= Belén López Peiró =

Argentine writer (born 1992)

Belén López Peiró (born February 24, 1992, in Buenos Aires, Buenos Aires, Argentina) is an Argentine book writer and columnist. Signed to Libros Penguin, she is best known for her 2018 release, "Por Que Volvías Cada Verano?" ("Why Did You Return Every Summer?") in which she detailed the sexual abuse she survived.

López Peiró is also a columnist for El País, a Spaniard newspaper with a nationwide reach in her adopted country of Spain.

== Early life ==
López Peiró was born in 1992, the daughter of a journalist mother. By some accounts, she spent a mostly happy childhood, until the rapes and sexual molestation by her uncle-in-law started taking place after she turned 13.

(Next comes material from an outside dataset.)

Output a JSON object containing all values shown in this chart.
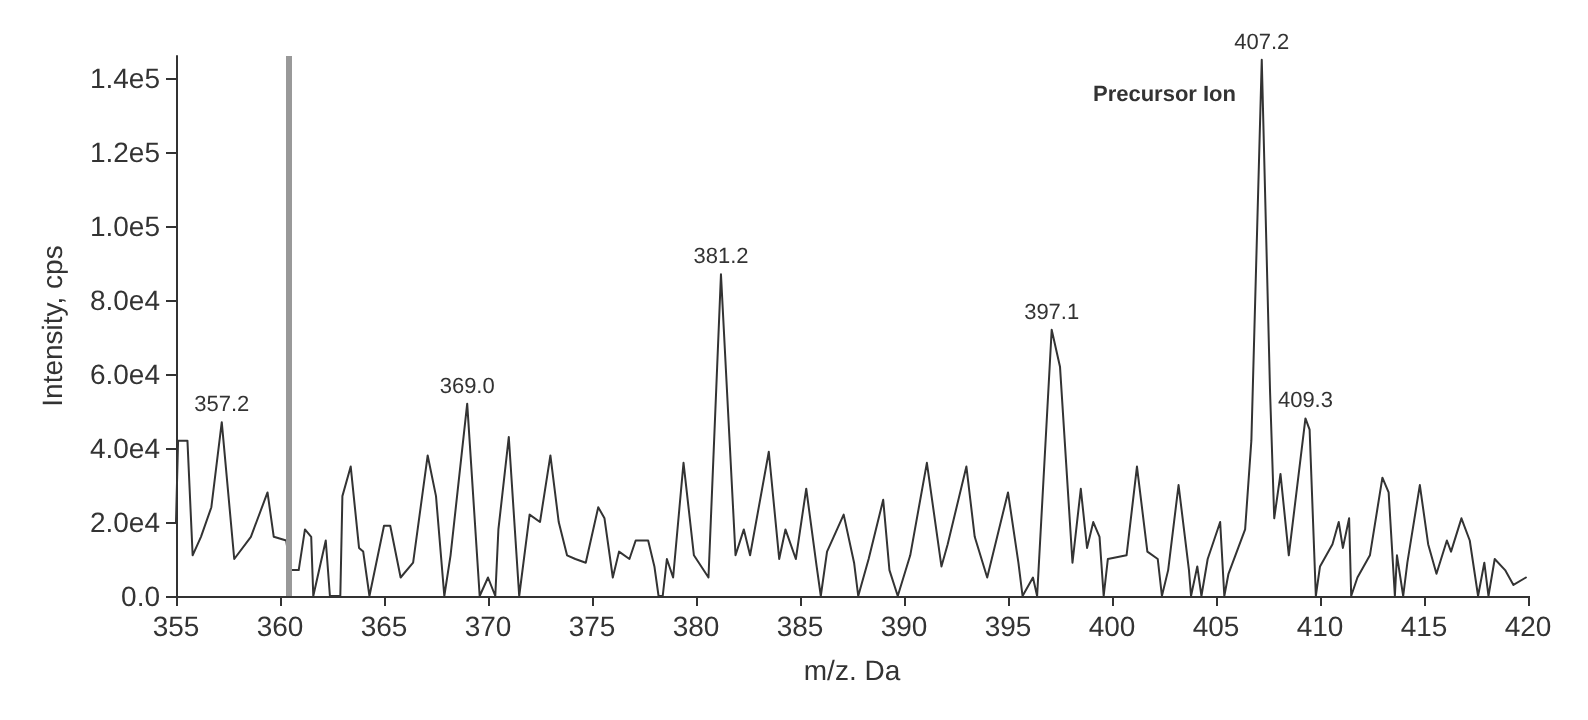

López Peiró visited her aunt in the city of Santa Lucia, in Argentina, during summers. It was while there, that the rapes of her by her uncle in law, a policeman by the name of Claudio Sarlo, the city's sheriff, took place. This situation took place from the time she was 13, until she was 17.

Eventually, she became a student at the Universidad de Buenos Aires (UBA), from where she graduated with a degree in communication sciences. She also studied journalism at the Taller Escuela Agencia (TEA). At the UBA, she was a student of well-known writer Gabriela Cabezon Camara.

== Career ==
By 2014, López Peiró worked as an editor for a newspaper in Argentina, when she figured that many of the stories she came across as an editor reminded her of her own.

Her first book, "Por qué volvías cada verano?", was published by Spain's Editorial Las Afueras on November 16, 2020. That book was also published in Portuguese, Italian and French. Her second book, titled "Donde no Hago Pie" ("Where I Would Not Go To") was released on March 1, 2021, by Publicadora Lumen. Both books deal directly with the sexual abuse she was subjected to.

== Uncle in law's trial ==
During 2014, López Peiró accused sheriff Sarlo of rape. The case took eight years to be decided, but on December 19, 2022, it went to court. Five days later, on December 24, Sarlo was declared guilty. He was then sentenced to ten years in jail.

== Books impact on women ==
López Peiró's book "Porque Volvias Cada Verano?" and her activism inspired Brazilian actress Thelma Fardin and others, such as Gianella Neyra, to speak about their own abuse cases. In Fardin's case, she accused her countryman, actor Juan Darthes, of sexual abuse towards Fardin.

== Personal life ==
Belén López Peiró lives in Barcelona, Spain.